L. P. Jai

Personal information
- Full name: Laxmidas Purshottamdas Jai
- Born: 1 April 1902 Bombay, Bombay Presidency, British India
- Died: 29 January 1968 (aged 66) Bombay, Maharashtra, India
- Nickname: Lallubhai
- Batting: Right-handed
- Role: Batsman

International information
- National side: India (1933);
- Only Test (cap 13): 15 December 1933 v England

Domestic team information
- 1920–1941: Hindus
- 1926–1941: Bombay

Career statistics
| Competition | Test | First-class |
| Matches | 1 | 67 |
| Runs scored | 19 | 3,231 |
| Batting average | 9.50 | 31.99 |
| 100s/50s | 0/0 | 6/19 |
| Top score | 19 | 156 |
| Balls bowled | – | 210 |
| Wickets | – | 3 |
| Bowling average | – | 44.66 |
| 5 wickets in innings | – | 0 |
| 10 wickets in match | – | 0 |
| Best bowling | – | 1/6 |
| Catches/stumpings | 0/– | 26/– |
- Source: ESPNcricinfo, 13 May 2020

= L. P. Jai =

Laxmidas Purshottamdas Jai (1 April 1902 – 29 January 1968) was a major figure in Indian cricket between the wars.

Jai was born in a Gujarati family in Bombay. Jai was a graceful right-handed stroke-player. Most of his finer innings came in the Bombay Quadrangular competition. He captained Bombay to the title in the first-ever Ranji Trophy championship.
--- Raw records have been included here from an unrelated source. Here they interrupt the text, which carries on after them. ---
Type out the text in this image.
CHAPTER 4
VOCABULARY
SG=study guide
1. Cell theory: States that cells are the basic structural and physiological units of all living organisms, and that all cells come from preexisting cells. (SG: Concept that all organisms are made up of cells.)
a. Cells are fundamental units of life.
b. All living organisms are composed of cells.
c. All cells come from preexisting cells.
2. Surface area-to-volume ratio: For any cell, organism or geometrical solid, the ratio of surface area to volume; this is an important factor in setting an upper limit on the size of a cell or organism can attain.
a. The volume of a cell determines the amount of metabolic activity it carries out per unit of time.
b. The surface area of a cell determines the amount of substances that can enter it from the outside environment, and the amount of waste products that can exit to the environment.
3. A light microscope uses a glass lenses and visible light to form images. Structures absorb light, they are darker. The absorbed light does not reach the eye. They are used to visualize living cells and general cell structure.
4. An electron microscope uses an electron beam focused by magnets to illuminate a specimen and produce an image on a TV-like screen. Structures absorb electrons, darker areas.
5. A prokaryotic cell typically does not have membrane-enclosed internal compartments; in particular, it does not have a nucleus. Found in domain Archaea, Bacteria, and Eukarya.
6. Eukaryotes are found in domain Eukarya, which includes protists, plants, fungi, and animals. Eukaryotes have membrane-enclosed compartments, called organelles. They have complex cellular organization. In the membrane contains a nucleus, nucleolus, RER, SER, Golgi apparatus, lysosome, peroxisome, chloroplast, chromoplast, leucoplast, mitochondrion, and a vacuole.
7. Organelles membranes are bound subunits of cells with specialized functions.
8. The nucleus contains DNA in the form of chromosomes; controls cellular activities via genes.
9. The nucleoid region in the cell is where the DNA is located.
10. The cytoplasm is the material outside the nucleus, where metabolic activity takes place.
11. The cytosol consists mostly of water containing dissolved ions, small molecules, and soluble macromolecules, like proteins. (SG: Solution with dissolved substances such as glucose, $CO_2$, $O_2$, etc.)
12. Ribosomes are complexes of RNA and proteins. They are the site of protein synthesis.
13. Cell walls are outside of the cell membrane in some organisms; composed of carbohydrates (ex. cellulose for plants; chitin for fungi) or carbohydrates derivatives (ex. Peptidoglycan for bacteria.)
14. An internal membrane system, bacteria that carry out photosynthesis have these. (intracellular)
Because of the Hindu Gymkhana's opposition in protest against the jailing of Indian political leaders, Jai along with Vijay Merchant and Champak Mehta were unavailable for trial matches to select the Indian team that toured England in 1932. The tour included India's first ever Test match. His only Test was the first ever in India. He toured England in 1936 but a broken finger restricted his appearances.

He was a selector in the 1950s, before resigning over a dispute during the 1958/59 series against West Indies. The trophy awarded to the scorer of the fastest hundred in Ranji trophy every season was named after him.

==Career==
As was the case with cricketers prior to commercial sponsorships, Jai was employed by the Imperial Bank of India, later State Bank of India, by way of a job for life. This helped to nurture his hobby, philately. He became an eminent philatelist, being in a position to "rescue" every stamped envelope that came to the bank every day. He specialised in British Empire stamps.

==Family/Personal Life==
Jai was married to Kanta. They had two children. His son Shashikant is a businessman in Nairobi and his daughter Purnima Zaveri is a renowned singer.

Jai died on 29 January 1968 in Bombay from cardiac arrest.